I wish there was a web service that used this tool to scrape nicely-formatted plain text from any website, then archive it and serve it as a super basic web reader.
You sort of, kind of, maybe just asked for roughly what RSS (Really Simple Syndication) provides...although your wish is more of a "pull", while RSS is more of a "push" in content access/distribution. :-) Don't get me wrong, I'm in agreement with you. I wish every website, web app, well, pretty much everything digital had an automated RSS feed available to consume and subscribe to!
With RSS you are at the mercy of the server, though. The content creator may only syndicate an excerpt of the whole article, remove pictures or formatting, yada yada. But yes the Web would be so much nicer if more websites provided at least some form of content syndication...
Agreed, one would definitely be at the mercy of the author/content creator...but I often feel like someone who is willing to offer an RSS feed probably would likely enable easier consumption of their content even if one needs to actually visit the website. Of course tthat is a very broad generalization I'm making. But you're certainly not wrong.
Archive box (https://archivebox.io/) will create a local dump of any site in a multitude of formats from raw html, printed PDF, and extracted body text. Also has option to request internet archive to trigger a scrape of the page.
Not sure how it fares nowadays, but I used to employ Mercury Reader/API for this, now called Postlight Reader[1]. While not perfect, I found it to work for most daily reading needs.
Concerning tooling I'd say you have two different worlds, JavaScript and Python, each with a series of tools to tackle such tasks. It's not easy to compare them directly because of varying software environments and I haven't had a chance to test JS tools thoroughly.
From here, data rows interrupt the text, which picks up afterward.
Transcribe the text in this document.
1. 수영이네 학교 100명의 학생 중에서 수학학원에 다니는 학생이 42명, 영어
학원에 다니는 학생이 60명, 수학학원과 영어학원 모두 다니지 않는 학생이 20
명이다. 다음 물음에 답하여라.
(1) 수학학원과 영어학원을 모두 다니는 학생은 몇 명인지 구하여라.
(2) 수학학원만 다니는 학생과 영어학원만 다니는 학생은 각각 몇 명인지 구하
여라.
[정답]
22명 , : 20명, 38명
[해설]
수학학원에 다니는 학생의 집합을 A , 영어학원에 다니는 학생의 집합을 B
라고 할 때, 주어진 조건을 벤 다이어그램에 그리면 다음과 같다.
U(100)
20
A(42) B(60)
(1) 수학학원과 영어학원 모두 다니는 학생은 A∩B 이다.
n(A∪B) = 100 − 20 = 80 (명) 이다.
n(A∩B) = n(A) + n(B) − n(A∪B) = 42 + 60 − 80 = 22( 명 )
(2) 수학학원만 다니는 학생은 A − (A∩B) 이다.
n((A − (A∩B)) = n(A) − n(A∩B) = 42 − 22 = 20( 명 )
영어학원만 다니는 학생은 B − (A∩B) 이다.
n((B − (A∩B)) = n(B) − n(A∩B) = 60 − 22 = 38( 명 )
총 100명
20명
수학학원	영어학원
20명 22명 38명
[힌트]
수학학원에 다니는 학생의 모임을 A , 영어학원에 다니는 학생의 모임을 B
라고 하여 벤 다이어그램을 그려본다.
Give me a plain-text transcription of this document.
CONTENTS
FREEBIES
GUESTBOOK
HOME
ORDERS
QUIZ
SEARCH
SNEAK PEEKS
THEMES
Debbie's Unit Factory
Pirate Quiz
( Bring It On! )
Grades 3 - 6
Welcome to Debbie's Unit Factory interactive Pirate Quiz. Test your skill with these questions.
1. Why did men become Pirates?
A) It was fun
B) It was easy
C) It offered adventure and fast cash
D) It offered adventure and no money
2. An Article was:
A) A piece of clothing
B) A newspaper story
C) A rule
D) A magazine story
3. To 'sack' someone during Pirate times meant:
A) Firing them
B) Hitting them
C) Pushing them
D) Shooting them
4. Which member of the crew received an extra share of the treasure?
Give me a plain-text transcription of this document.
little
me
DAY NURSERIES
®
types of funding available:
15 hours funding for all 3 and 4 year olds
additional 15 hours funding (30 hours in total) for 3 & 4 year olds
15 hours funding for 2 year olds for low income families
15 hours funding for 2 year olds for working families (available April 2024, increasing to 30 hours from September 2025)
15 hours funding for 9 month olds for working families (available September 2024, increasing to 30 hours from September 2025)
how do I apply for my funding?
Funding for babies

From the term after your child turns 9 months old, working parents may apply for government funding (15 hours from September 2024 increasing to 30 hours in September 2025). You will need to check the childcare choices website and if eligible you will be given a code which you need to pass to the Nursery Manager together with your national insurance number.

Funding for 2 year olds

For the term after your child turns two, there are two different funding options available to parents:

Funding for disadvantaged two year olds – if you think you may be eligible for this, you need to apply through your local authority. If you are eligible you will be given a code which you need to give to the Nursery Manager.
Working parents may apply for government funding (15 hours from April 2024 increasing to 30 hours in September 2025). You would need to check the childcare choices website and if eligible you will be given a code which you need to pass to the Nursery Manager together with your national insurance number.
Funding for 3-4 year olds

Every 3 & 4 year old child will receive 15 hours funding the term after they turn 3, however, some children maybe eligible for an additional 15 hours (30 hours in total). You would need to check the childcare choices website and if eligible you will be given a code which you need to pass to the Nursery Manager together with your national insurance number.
For the sake of completeness: Mozilla's Readability [1] is obviously a reference in the JS world.
In general I'd be curious to try this, but your homepage is not very convincing.
The "demo" doesn't look like typing, it's a fade right, and it's painfully slow. And then, there's no library, it's just 'import requests', so even the demo is extra long. (Why not show curl then?)
Also, are there any benchmarks? Why should I take the time to evaluate this myself against existing open-source tools? It seems like that should be your responsibility, not mine, to spend the time doing a detailed comparison and evaluation. In a way that feels open and trustworthy.
I respect what you are doing and share this feedback from the heart.
There’s been a few such things over the years. I even built one for iOS/iPad that’s still in the store. I found that doing the parsing client side is preferable because so many sites have paywalls and render some of their content with JS. I never did much with the app because it’s hard to monetize, but I maintain it occasionally.